Então, a maioria das pessoas estava se mudando sem dinheiro, sem comida. Foi muito, muito triste. Durante cinco dias não consegui me lavar. Eu estava dormindo com a família num lugar lotado antes de me mudar para Kassala.

Quando cheguei, fui ao mercado comprar roupas novas e tomei banho.

A vida em Cassala

As pessoas estão exaustas.

As pessoas parecem muito cansadas, desesperadas, não sabem o que fazer.

Os olhos estão fechados. Os olhos funcionam com capacidade mínima.

A maioria deles foi deslocada duas vezes, por isso não têm certeza do que acontecerá a seguir.

A maioria das pessoas não foi paga desde o início do conflito, em Abril. Eles estão lutando financeiramente. Alguns deles estão doentes. Visitei uma clínica apoiada pela CARE na terça-feira. Vi multidões esperando para ver o médico.

Falei com as pessoas de lá. Disseram-me que esta é a única unidade de saúde em funcionamento gratuito num raio de 10 quilómetros. A maioria das unidades de saúde estão fechadas.

De volta à aldeia de Gezira, fui comprar alguns remédios para mim. Falei com o farmacêutico. Ele me disse que não há nada disponível em sua farmácia. Esta é uma farmácia dentro de uma clínica governamental. Fui a duas farmácias na aldeia – ambas me disseram que ficaram sem suprimentos. Tomo remédio para diabetes e aqui em Kassala não encontrei o remédio.

Liguei para um colega em Porto Sudão para comprá-lo e enviá-lo para mim, o que ele fez através de um motorista de ônibus, e eu simplesmente peguei. Eu tenho isso aqui na minha frente. Acho que este é o caso de milhares de pessoas com doenças crónicas. As farmácias estão quase vazias. A cadeia de abastecimento está interrompida, por isso as pessoas procuram outras alternativas, o que não é fácil para quem não tem dinheiro.

Implorando pela atenção do mundo

O povo sofre silenciosamente porque não tem voz para si.

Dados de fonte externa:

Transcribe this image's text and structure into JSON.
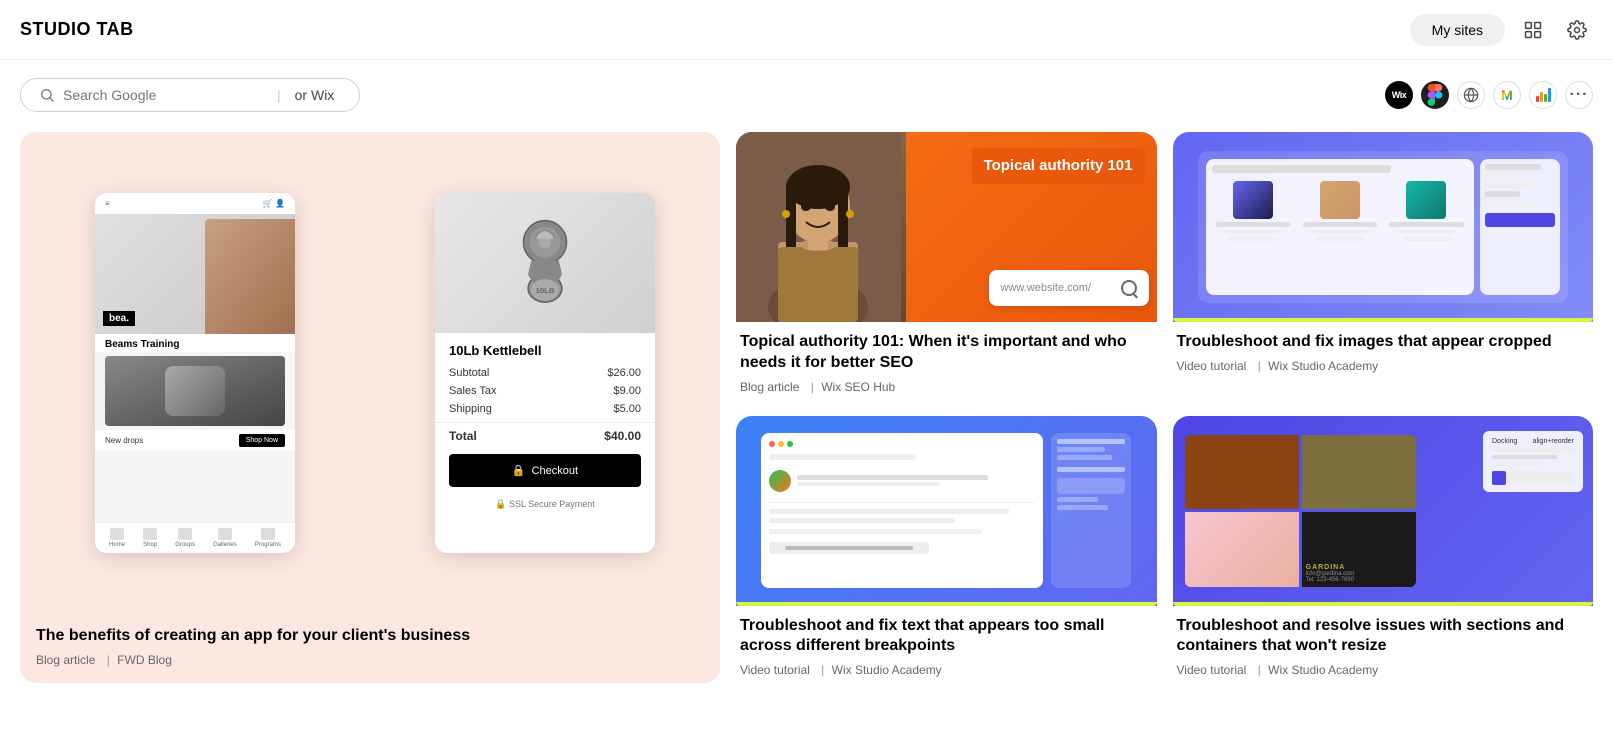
{
  "header": {
    "logo": "STUDIO TAB",
    "my_sites_label": "My sites",
    "settings_icon": "gear-icon",
    "history_icon": "history-icon"
  },
  "search": {
    "placeholder": "Search Google",
    "or_wix": "or Wix"
  },
  "extensions": [
    {
      "id": "wix",
      "label": "WIX",
      "type": "wix"
    },
    {
      "id": "figma",
      "label": "Figma",
      "type": "figma"
    },
    {
      "id": "globe",
      "label": "Globe",
      "type": "globe"
    },
    {
      "id": "gmail",
      "label": "Gmail",
      "type": "gmail"
    },
    {
      "id": "analytics",
      "label": "Analytics",
      "type": "analytics"
    },
    {
      "id": "more",
      "label": "More",
      "type": "more"
    }
  ],
  "featured": {
    "phone_brand": "bea.",
    "phone_brand_label": "Beams Training",
    "phone_cta": "New drops",
    "phone_btn": "Shop Now",
    "phone_nav": [
      "Home",
      "Shop",
      "Groups",
      "Galleries",
      "Programs"
    ],
    "cart_product": "10Lb Kettlebell",
    "cart_lines": [
      {
        "label": "Subtotal",
        "value": "$26.00"
      },
      {
        "label": "Sales Tax",
        "value": "$9.00"
      },
      {
        "label": "Shipping",
        "value": "$5.00"
      }
    ],
    "cart_total_label": "Total",
    "cart_total_value": "$40.00",
    "cart_checkout": "Checkout",
    "cart_ssl": "SSL Secure Payment",
    "title": "The benefits of creating an app for your client's business",
    "type": "Blog article",
    "source": "FWD Blog"
  },
  "cards": [
    {
      "id": "topical-authority",
      "thumb_type": "topical",
      "thumb_label": "Topical authority 101",
      "search_placeholder": "www.website.com/",
      "title": "Topical authority 101: When it's important and who needs it for better SEO",
      "type": "Blog article",
      "source": "Wix SEO Hub"
    },
    {
      "id": "troubleshoot-images",
      "thumb_type": "blue-services",
      "title": "Troubleshoot and fix images that appear cropped",
      "type": "Video tutorial",
      "source": "Wix Studio Academy"
    },
    {
      "id": "troubleshoot-text",
      "thumb_type": "playground",
      "title": "Troubleshoot and fix text that appears too small across different breakpoints",
      "type": "Video tutorial",
      "source": "Wix Studio Academy"
    },
    {
      "id": "troubleshoot-sections",
      "thumb_type": "gardina",
      "title": "Troubleshoot and resolve issues with sections and containers that won't resize",
      "type": "Video tutorial",
      "source": "Wix Studio Academy"
    }
  ]
}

E as pessoas estão morrendo, as pessoas estão doentes, as pessoas não conseguem se alimentar.

As pessoas temem pela sua própria segurança, temem pelo seu futuro.

Costumava dizer a mim mesmo que em breve voltarei para a nossa casa, para a minha casa, para o meu sítio, para os meus amigos, para os meus familiares – que os meus filhos voltarão a estudar. Este sonho está fugindo de mim. Agora me vi deslocado duas vezes. E tenho medo de uma terceira onda de deslocamentos.

Este conflito não está diminuindo. Está se expandindo, passando de estado para estado. O povo sudanês está com falta de voz. As pessoas estão sofrendo silenciosamente porque não têm voz.

Uma mulher carregando sacolas na cabeça
Esta mulher sudanesa foi primeiro deslocada de Cartum para Gezira, e agora foi novamente deslocada de Gezira. Foto cortesia do assunto.

Falei com uma colega, mãe de três filhos. Ela me disse que não está dormindo bem. Ela sente que o conflito pode deslocar-se para o nosso lugar aqui em Kassala. Mudou-se para Gezira. O conflito está agora em Sennar, que fica mais perto da nossa casa, por isso as pessoas não têm certeza do que vai acontecer.

Ninguém fala em nome do povo sudanês comum, por isso dizemos aos outros que estamos a operar; fazendo o que é possível para servir as pessoas.

Como família CARE, a nossa preocupação é continuar apoiando as pessoas. Continuamos a servir as pessoas, mas precisamos de mais recursos para servir milhões de pessoas.

A CARE apoiou 40 por cento de todas as pessoas apoiadas por ONGs no Sudão. Portanto, precisamos dizer aos outros que estamos aqui. Estamos operacionais. Não vamos desistir. Continuaremos servindo as pessoas."